Purple Capitalism sees economic freedom and social justice as complementary ideals, linked by the imperatives of human empowerment and moral fairness. We’ve seen how energetic competition in open markets elevates diversity and inclusion over outdated hierarchies. We’ve seen how the pursuit of happiness is most likely to succeed when it’s built from a broad foundation of mutual benefit rather than brute, abusive exploitation. Over the long run, we’ve seen how capitalism can serve the cause of progress.
Security and prosperity are native human desires. Traditional capitalism is a system of rules for channeling those urges into a strategy for building national wealth. It favors personal self-interest over state planning to motivate individual effort.

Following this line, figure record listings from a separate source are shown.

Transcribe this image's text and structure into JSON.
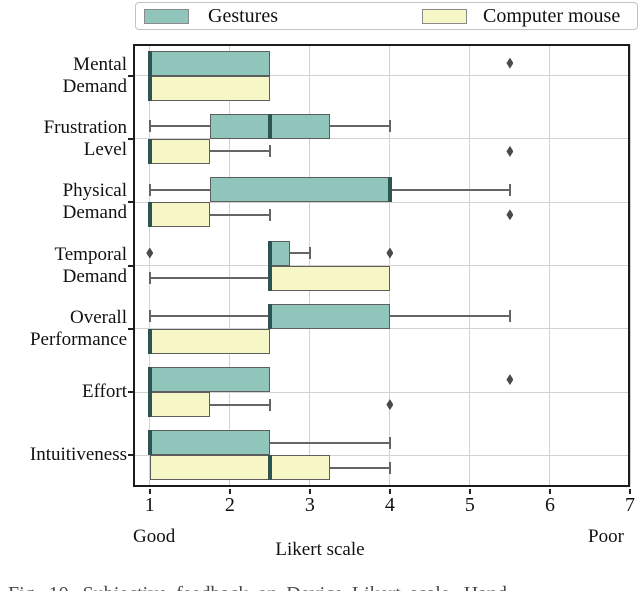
{
  "legend": {
    "items": [
      {
        "label": "Gestures"
      },
      {
        "label": "Computer mouse"
      }
    ]
  },
  "caption": {
    "clipped_text": "Fig. 10. Subjective feedback on Device Likert scale. Hand"
  },
  "chart_data": {
    "type": "boxplot",
    "orientation": "horizontal",
    "title": "",
    "xlabel": "Likert scale",
    "x_left_annotation": "Good",
    "x_right_annotation": "Poor",
    "x_ticks": [
      "1",
      "2",
      "3",
      "4",
      "5",
      "6",
      "7"
    ],
    "xlim": [
      0.79,
      7
    ],
    "grid": true,
    "legend_position": "top",
    "categories": [
      "Mental Demand",
      "Frustration Level",
      "Physical Demand",
      "Temporal Demand",
      "Overall Performance",
      "Effort",
      "Intuitiveness"
    ],
    "categories_lines": [
      [
        "Mental",
        "Demand"
      ],
      [
        "Frustration",
        "Level"
      ],
      [
        "Physical",
        "Demand"
      ],
      [
        "Temporal",
        "Demand"
      ],
      [
        "Overall",
        "Performance"
      ],
      [
        "Effort"
      ],
      [
        "Intuitiveness"
      ]
    ],
    "series": [
      {
        "name": "Gestures",
        "color": "#8fc5ba",
        "boxes": [
          {
            "whislo": 1,
            "q1": 1,
            "med": 1,
            "q3": 2.5,
            "whishi": 2.5,
            "outliers": [
              5.5
            ]
          },
          {
            "whislo": 1,
            "q1": 1.75,
            "med": 2.5,
            "q3": 3.25,
            "whishi": 4,
            "outliers": []
          },
          {
            "whislo": 1,
            "q1": 1.75,
            "med": 4,
            "q3": 4,
            "whishi": 5.5,
            "outliers": []
          },
          {
            "whislo": 2.5,
            "q1": 2.5,
            "med": 2.5,
            "q3": 2.75,
            "whishi": 3,
            "outliers": [
              1,
              4
            ]
          },
          {
            "whislo": 1,
            "q1": 2.5,
            "med": 2.5,
            "q3": 4,
            "whishi": 5.5,
            "outliers": []
          },
          {
            "whislo": 1,
            "q1": 1,
            "med": 1,
            "q3": 2.5,
            "whishi": 2.5,
            "outliers": [
              5.5
            ]
          },
          {
            "whislo": 1,
            "q1": 1,
            "med": 1,
            "q3": 2.5,
            "whishi": 4,
            "outliers": []
          }
        ]
      },
      {
        "name": "Computer mouse",
        "color": "#f7f6c6",
        "boxes": [
          {
            "whislo": 1,
            "q1": 1,
            "med": 1,
            "q3": 2.5,
            "whishi": 2.5,
            "outliers": []
          },
          {
            "whislo": 1,
            "q1": 1,
            "med": 1,
            "q3": 1.75,
            "whishi": 2.5,
            "outliers": [
              5.5
            ]
          },
          {
            "whislo": 1,
            "q1": 1,
            "med": 1,
            "q3": 1.75,
            "whishi": 2.5,
            "outliers": [
              5.5
            ]
          },
          {
            "whislo": 1,
            "q1": 2.5,
            "med": 2.5,
            "q3": 4,
            "whishi": 4,
            "outliers": []
          },
          {
            "whislo": 1,
            "q1": 1,
            "med": 1,
            "q3": 2.5,
            "whishi": 2.5,
            "outliers": []
          },
          {
            "whislo": 1,
            "q1": 1,
            "med": 1,
            "q3": 1.75,
            "whishi": 2.5,
            "outliers": [
              4
            ]
          },
          {
            "whislo": 1,
            "q1": 1,
            "med": 2.5,
            "q3": 3.25,
            "whishi": 4,
            "outliers": []
          }
        ]
      }
    ],
    "style": {
      "box_edge_color": "#5d5d5d",
      "median_color": "#2e5353",
      "whisker_color": "#666666",
      "outlier_color": "#4a4a4a",
      "grid_color": "#d2d2d2",
      "frame_color": "#1c1c1c"
    }
  }
}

But when constructive appetites give way to destructive avarice, or when structural incentives give rise to perverse outcomes, the orthodoxies of forbearance fail. The fullest benefits of capitalism cannot be achieved without confronting the hazards of unconstrained capitalism.
A Program for Purple Capitalism
Overcome the perils of capitalism.
Be alert to perverse incentives.
Say No to private prisons.
Profit-seeking motivates investment in innovations that put more people in prison for longer times.
Say No to private armies.
Dependence on mercenary power weakens official chains of command over the conduct of policy.
Say No to private self-regulation.
Like foxes guarding chicken coops, un-monitored producers externalize costs at society’s expense.
Advance the promise of capitalism.
Be alert to progressive alignments.
Say Yes to extension of property rights.
Women and others who were once treated as property have won the freedom to own property.
Say Yes to equal opportunity.
Competitive businesses seek employees by merit, and act accordingly to extinguish workplace biases.
Say Yes to entrepreneurial innovators.
Freedom to trade goods and services fosters organic spread of skills and self-empowerment.